A&E

Stay Safe while Using Dating Apps this Valentine’s Day

by Leah Mize

Netflix’s new original series the Tinder Swindler reveals how multiple women were scammed out of thousands of dollars by Israeli scammer Shimon Hayut. According to Netflix.com, his elaborate scheme involved getting the women he matched with on the app to believe that he was unable to use his credit card for security reasons. From there, he’d manipulate them into opening a line for credit for him to use in their name and then rack up bills, leaving them in immense debt he had no intention of ever paying back. 

Online dating is far from new and while most college students have likely received some form of internet safety tips and tricks, a majority of the most popular apps highly recommend getting familiar with the features before facing a situation in which they’d be useful. 

All of the mentioned apps share similar recommendations for using their apps and meeting up with people they met on the app ranging from ride safety to general advice. Most topically, don’t share financial information of any kind with a match, no matter how trustworthy they might seem. For in-real-life dates, choose public spaces for the first few times, only moving to a private setting, like a match’s home, if it feels right. Additionally, don’t accept a ride from a match if something seems off. 

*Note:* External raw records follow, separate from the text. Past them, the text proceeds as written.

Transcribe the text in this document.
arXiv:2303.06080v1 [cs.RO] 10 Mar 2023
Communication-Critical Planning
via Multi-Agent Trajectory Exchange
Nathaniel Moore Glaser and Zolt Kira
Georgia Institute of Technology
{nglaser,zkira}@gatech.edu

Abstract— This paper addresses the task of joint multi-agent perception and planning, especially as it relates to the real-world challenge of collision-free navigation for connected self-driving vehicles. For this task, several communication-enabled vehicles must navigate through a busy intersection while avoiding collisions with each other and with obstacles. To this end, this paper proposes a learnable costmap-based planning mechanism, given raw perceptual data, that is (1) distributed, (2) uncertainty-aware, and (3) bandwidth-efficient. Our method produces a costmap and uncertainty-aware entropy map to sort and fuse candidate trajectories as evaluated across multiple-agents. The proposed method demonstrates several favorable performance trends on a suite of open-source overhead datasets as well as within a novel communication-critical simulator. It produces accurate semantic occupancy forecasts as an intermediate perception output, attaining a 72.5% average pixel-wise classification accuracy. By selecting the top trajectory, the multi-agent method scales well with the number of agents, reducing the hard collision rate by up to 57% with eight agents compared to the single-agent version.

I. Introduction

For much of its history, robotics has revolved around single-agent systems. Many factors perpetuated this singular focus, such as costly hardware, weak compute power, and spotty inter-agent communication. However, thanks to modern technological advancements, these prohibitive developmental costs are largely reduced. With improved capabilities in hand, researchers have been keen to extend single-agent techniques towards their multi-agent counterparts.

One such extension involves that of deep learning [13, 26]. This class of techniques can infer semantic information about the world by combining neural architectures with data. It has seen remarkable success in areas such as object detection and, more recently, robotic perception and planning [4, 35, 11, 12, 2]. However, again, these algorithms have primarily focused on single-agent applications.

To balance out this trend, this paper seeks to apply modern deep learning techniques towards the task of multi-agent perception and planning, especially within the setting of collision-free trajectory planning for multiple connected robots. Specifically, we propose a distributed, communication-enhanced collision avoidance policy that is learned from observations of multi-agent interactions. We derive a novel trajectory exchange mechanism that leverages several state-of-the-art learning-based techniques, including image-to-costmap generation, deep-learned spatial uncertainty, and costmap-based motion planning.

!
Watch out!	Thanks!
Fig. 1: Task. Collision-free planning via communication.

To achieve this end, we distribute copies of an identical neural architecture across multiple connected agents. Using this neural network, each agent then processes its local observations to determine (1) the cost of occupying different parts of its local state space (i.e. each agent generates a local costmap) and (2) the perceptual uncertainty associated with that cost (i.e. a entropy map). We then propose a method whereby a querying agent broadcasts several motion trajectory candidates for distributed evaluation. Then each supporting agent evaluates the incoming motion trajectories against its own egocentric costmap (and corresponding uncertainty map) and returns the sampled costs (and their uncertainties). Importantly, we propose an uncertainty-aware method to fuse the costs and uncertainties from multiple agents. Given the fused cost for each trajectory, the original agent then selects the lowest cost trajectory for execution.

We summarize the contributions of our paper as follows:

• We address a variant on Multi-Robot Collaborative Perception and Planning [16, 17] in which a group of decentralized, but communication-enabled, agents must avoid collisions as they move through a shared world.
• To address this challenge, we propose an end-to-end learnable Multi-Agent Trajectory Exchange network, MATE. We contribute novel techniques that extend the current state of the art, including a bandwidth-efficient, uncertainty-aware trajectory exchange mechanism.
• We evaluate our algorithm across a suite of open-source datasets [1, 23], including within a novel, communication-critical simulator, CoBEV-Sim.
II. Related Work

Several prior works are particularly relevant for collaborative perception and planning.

In order to stay safe while using dating apps, here’s a rundown of safety features sorted be app:

Bumble:

On Bumble, certain content is banned from profiles and conversations such as guns and hate speech, according to their safety webpage

They also have a feature that blurs any sensitive photos so the impact of unwanted and unsolicited nudes is lessened. The platform also offers the ability to video chat or voice call within the app, meaning users don’t need to exchange phone numbers if they don’t want to. 

“I’ve had a good experience with Bumble,” said Katrina Weiss, a junior biology major. “Luckily, I’ve never had to do anything more serious than reporting creepy messages but even then they seemed to take it seriously.” 

For more information check out the Bumble website. 

Hinge:

While Hinge is marketed differently than Bumble or Tinder, it’s still a dating app designed to set up matches. With the free version of Hinge, a user can only send ten likes in a day, meaning the ability to swipe and swipe is gone. The motivating idea is that this improves the quality of profiles on the app, because the types of users prone to racking up matches are put off. 

“I’ve definitely had higher quality conversations on Hinge,” said Juliet Winther, a senior sociology major. “It just has a different feel than the others, I don’t know how to explain it.” 

Check out the webpage for more information. 

Tinder:

On Tinder, all of the safety solutions are going to be found in the Tinder Safety Center. The grouping of features was introduced as part of Tinder’s initiative to make their app safer, according to a May 2021 Business Insider article

If a match sends a message with sensitive language, the app will provide a pop-up to let the user report the message if needed. 

According to the article, Tinder users can opt for a background check to be done on their matches. This can provide users with information to work with as they assess the risks of meeting up with a stranger.